Тогда он еще не понял, что болит сердце.
— Это не святой обман, — продолжал Бездольный. — Это холодный расчет идеи. Никакая умозрительная идея не может утвердиться в нашем сознании, пока она не поссорит ум и сердце. В России, Березин, уже посеяны эти зерна. Они проросли и дали всходы. Вы же, должно быть, чувствуете, какая детскость психологии у людей? Как стало все просто. Война похожа на игру, на детскую драку, когда идут улица на улицу. А жестокость? А непримиримость и максимализм! И наивность! Боже, какая наивность даже у людей мыслящих!
Андрей расстегнул гимнастерку и нащупал ноющие ребра, приложил холодную ладонь. Будто бы чуть отлегло.
— «Эшелон смерти» сделал большевика, — повторил он глухо. — А что сделает ревтрибунал?.. Мне нужно идти до конца. Но его нет. Я даже не могу прикинуться дурачком, как вы.
— Ревтрибунал сделает человека, — уверенно сказал Бездольный. — Потом хоть дураком прикидывайтесь, хоть юродивым — все равно человек.

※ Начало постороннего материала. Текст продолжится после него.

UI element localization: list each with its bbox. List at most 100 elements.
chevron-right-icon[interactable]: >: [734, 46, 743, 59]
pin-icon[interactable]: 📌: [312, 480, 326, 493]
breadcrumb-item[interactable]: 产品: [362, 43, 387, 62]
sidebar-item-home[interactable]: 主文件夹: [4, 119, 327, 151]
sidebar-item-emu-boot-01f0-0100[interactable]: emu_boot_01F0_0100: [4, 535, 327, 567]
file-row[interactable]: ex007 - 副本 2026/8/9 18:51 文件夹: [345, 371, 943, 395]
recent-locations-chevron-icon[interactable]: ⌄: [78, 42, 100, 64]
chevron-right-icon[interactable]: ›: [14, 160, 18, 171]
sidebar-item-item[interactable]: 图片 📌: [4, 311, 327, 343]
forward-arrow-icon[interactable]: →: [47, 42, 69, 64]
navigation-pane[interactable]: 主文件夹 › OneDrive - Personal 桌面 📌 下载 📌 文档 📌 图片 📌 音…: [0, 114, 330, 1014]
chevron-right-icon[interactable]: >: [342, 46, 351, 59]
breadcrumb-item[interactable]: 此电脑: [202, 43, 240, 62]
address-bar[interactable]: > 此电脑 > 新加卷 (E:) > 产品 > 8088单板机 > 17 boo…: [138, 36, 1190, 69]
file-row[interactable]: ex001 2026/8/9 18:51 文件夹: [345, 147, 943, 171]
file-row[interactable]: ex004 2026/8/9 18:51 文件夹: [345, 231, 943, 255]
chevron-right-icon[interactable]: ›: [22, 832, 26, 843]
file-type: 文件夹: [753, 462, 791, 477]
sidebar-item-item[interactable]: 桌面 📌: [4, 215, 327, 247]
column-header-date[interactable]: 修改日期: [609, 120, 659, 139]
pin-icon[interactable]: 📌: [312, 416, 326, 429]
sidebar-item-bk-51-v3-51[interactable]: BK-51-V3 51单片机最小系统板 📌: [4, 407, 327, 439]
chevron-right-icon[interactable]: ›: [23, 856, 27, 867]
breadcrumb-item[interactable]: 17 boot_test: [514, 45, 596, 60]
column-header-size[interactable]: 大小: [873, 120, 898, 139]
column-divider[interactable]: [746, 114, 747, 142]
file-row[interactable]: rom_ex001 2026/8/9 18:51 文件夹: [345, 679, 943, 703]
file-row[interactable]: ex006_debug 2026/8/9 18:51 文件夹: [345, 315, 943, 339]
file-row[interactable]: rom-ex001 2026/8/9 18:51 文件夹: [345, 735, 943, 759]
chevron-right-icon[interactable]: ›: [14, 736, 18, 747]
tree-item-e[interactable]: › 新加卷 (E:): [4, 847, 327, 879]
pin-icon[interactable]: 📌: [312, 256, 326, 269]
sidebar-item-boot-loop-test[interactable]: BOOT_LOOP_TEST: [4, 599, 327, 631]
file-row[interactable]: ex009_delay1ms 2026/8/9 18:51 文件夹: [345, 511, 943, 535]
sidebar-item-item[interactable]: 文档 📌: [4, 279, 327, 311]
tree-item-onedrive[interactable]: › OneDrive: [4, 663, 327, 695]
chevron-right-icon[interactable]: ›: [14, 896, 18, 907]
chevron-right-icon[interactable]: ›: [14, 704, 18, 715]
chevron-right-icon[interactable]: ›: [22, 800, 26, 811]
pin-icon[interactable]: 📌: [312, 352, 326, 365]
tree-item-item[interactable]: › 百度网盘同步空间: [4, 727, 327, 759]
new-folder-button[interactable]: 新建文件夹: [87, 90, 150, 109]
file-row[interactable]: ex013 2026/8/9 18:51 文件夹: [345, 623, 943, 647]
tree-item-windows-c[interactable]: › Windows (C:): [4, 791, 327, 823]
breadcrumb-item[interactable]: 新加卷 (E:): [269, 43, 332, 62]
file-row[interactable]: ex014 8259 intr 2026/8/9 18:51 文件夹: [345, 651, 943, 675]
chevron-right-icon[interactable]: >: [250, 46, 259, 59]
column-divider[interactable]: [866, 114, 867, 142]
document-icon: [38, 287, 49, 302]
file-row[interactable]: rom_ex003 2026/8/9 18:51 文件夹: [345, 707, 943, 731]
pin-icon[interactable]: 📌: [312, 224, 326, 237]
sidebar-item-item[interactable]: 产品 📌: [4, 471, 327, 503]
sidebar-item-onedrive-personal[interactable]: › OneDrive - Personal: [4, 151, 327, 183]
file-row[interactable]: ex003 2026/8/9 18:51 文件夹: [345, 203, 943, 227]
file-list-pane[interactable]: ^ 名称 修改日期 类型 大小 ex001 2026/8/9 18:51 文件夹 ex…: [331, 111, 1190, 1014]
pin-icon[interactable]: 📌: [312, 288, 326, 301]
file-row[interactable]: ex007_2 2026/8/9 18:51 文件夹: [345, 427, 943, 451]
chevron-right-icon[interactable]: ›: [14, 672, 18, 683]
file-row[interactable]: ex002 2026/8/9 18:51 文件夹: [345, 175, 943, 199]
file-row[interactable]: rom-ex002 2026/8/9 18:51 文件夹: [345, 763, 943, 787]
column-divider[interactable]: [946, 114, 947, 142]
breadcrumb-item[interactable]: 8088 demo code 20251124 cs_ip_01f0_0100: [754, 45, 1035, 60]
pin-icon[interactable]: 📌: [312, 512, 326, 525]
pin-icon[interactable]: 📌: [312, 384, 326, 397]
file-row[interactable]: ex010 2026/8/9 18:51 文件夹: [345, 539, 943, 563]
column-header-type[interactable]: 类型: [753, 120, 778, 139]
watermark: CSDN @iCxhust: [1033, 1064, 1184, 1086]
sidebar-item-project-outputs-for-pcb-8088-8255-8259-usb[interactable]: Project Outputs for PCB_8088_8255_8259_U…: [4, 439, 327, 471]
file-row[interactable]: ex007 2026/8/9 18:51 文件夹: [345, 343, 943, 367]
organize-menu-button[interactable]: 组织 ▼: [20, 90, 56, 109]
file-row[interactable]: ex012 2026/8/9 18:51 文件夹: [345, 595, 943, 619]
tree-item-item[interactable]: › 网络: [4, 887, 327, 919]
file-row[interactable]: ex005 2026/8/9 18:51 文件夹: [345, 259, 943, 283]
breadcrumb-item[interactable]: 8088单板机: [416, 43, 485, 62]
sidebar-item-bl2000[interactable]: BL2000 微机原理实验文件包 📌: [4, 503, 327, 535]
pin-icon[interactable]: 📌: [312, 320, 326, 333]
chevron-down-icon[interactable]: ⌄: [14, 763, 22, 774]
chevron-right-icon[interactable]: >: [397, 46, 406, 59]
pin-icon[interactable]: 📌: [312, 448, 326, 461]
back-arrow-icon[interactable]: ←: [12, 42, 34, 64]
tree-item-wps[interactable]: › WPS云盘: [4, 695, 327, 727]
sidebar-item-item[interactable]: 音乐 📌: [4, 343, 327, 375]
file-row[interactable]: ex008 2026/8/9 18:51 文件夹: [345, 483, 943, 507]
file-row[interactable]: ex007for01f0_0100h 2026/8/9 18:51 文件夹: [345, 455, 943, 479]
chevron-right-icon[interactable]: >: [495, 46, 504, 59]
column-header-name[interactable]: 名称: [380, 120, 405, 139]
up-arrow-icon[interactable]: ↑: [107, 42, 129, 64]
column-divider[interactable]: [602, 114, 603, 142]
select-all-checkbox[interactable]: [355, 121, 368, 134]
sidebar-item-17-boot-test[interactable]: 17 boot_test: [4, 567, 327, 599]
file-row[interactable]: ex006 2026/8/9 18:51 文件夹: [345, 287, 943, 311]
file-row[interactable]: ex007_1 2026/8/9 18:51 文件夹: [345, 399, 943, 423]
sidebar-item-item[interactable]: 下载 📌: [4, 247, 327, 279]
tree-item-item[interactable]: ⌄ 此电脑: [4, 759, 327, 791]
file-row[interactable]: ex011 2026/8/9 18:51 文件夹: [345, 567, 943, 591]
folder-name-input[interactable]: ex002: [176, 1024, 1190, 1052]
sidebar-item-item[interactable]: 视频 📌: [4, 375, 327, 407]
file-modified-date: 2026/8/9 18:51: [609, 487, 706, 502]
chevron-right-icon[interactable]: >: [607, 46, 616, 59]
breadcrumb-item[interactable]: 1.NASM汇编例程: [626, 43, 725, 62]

— Нет… — сквозь боль в груди процедил Андрей. — Мой брат однажды сказал… Я тогда не понял его. Он сказал: самое страшное наказание человеку — лишение пути…
Он перевел дух, стараясь не волновать плескавшуюся за ребрами боль, набрал побольше воздуха.
— Я беспутный… У меня нет пути. У меня нет пути!
Выезжая из Казакова, он еще крепился и старался не прислушиваться к грудной боли. Он помнил себя слабым и беспомощным, когда лежал в тифу и его попросту выбросили из вагона на какой-то станции. Но тогда был крепок дух, поскольку дорога лежала на родину, и дух этот, ожидание встречи с домом и великие надежды на будущее перебороли заразу и укрепили тело.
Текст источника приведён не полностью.